Here, then, we see equity being applied in order to produce the results called for by the principles of the common law, where the common law was unable to achieve those results because of some impediment. Though the creation of this equitable rule changed the positive law, it did so in accordance with the principles of that law and in that sense preserved and fulfilled the law. It was surely in this sense that the medieval councillors and chancellors believed that they were declaring what the law already was. Of course, they were aware that they were altering the positive law. They knew that but for their judgments B could enforce the debt and that it was their judgments that prevented that from happening. They knew that this amounted to a change in what is now called the law. In fact, they made their judgments quite self-consciously in order to produce that change. But they believed that they did so in accordance with the principles of the law. To repeat Baker′s words, ′They were reinforcing the law by making sure that justice was done in cases where shortcomings in the regular procedure, or human failings, were hindering its attainment by due process. They came not to destroy the law, but to fulfil it.′

Second, this review of an interesting looking volume on Lord Coke by Elio A. Gallego Garcia, Common Law: El Pensamiento Politico Y Juridico De Sir Edward Coke. From the review:

As Gallego puts it, every conception of the law is defined by three great questions: is the law the product of the will or of the reason? Do we recognize or not a natural law superior to any human law? And finally, what role has custom in relation to the positive law? Coke’s vision of the law is extremely relevant to our days. We have grown used to judges who reinterpret laws in the most curious ways, typically in accordance with their own views of the good rather than the language of the law before them.

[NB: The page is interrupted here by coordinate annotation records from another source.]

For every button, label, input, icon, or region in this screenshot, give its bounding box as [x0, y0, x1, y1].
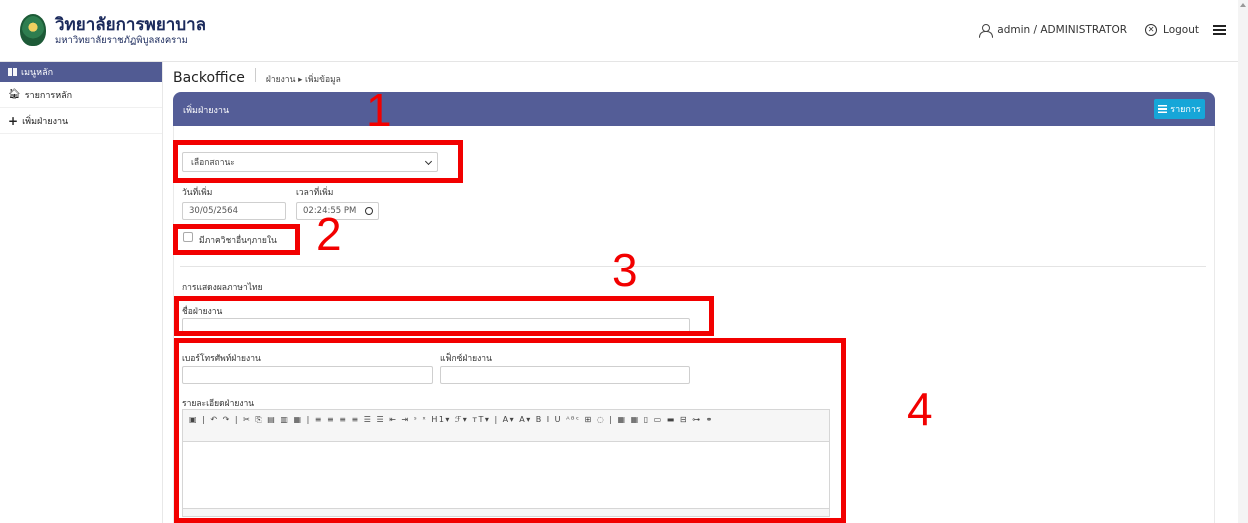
- panel-header: เพิ่มฝ่ายงาน รายการ: [173, 92, 1215, 126]
- annotation-number-4: 4: [907, 383, 933, 435]
- time-label: เวลาที่เพิ่ม: [296, 188, 334, 198]
- sidebar: เมนูหลัก 🏠︎ รายการหลัก + เพิ่มฝ่ายงาน: [0, 62, 163, 523]
- scroll-up-icon[interactable]: [1240, 3, 1246, 7]
- annotation-number-2: 2: [316, 208, 342, 260]
- sidebar-section-header: เมนูหลัก: [0, 62, 162, 82]
- user-icon: [979, 24, 994, 38]
- logout-link[interactable]: Logout: [1163, 24, 1199, 36]
- list-icon: [1158, 105, 1168, 113]
- breadcrumb-path[interactable]: ฝ่ายงาน ▸ เพิ่มข้อมูล: [266, 72, 341, 86]
- page: วิทยาลัยการพยาบาล มหาวิทยาลัยราชภัฏพิบูล…: [0, 0, 1248, 523]
- home-icon: 🏠︎: [8, 88, 21, 100]
- list-button-label: รายการ: [1170, 105, 1201, 115]
- list-button[interactable]: รายการ: [1154, 99, 1205, 119]
- sidebar-item-label: รายการหลัก: [24, 90, 73, 101]
- clock-icon: [365, 207, 373, 215]
- sidebar-item-label: เพิ่มฝ่ายงาน: [22, 116, 69, 127]
- thai-section-label: การแสดงผลภาษาไทย: [182, 283, 263, 293]
- date-label: วันที่เพิ่ม: [182, 188, 213, 198]
- date-input[interactable]: 30/05/2564: [182, 202, 286, 220]
- annotation-number-3: 3: [612, 244, 638, 296]
- page-scrollbar[interactable]: [1238, 0, 1248, 523]
- top-bar: วิทยาลัยการพยาบาล มหาวิทยาลัยราชภัฏพิบูล…: [0, 0, 1248, 62]
- grid-icon: [8, 68, 17, 76]
- page-title: Backoffice: [173, 70, 245, 86]
- plus-icon: +: [8, 113, 19, 128]
- college-logo: [20, 14, 46, 46]
- annotation-box-1: [173, 140, 463, 183]
- sidebar-item-main-list[interactable]: 🏠︎ รายการหลัก: [0, 82, 162, 108]
- org-subtitle: มหาวิทยาลัยราชภัฏพิบูลสงคราม: [55, 35, 188, 46]
- annotation-box-4: [174, 338, 846, 523]
- logout-icon[interactable]: ✕: [1145, 24, 1158, 36]
- section-divider: [180, 266, 1206, 267]
- annotation-box-3: [174, 296, 714, 336]
- annotation-box-2: [173, 224, 300, 255]
- breadcrumb-divider: [254, 68, 256, 82]
- menu-toggle-icon[interactable]: [1213, 25, 1226, 35]
- breadcrumb: Backoffice ฝ่ายงาน ▸ เพิ่มข้อมูล: [173, 68, 341, 86]
- panel-title: เพิ่มฝ่ายงาน: [183, 106, 230, 116]
- annotation-number-1: 1: [366, 84, 392, 136]
- sidebar-section-label: เมนูหลัก: [21, 68, 54, 78]
- user-label[interactable]: admin / ADMINISTRATOR: [997, 24, 1127, 36]
- user-area: admin / ADMINISTRATOR ✕ Logout: [979, 24, 1226, 38]
- sidebar-item-add-department[interactable]: + เพิ่มฝ่ายงาน: [0, 108, 162, 134]
- date-value: 30/05/2564: [189, 206, 238, 216]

This spectacle seems unstoppable, in the United States at least. But Coke, a person who devoted his whole life to the law, tells us something completely different. Law is not something we construct: it already exists. We receive it, we discover it, and we declare it. Judges cannot reshape it, doing violence on it to make it fit the latest sociological fashion. The attempt resembles more the old sophists who were good at distorting reality but unable to found a just society.

From this perspective, we can better understand a sentence of Coke’s that was important in igniting Gallego’s interest in him. It says: “Reason and authority are the two brightest lights of the world.”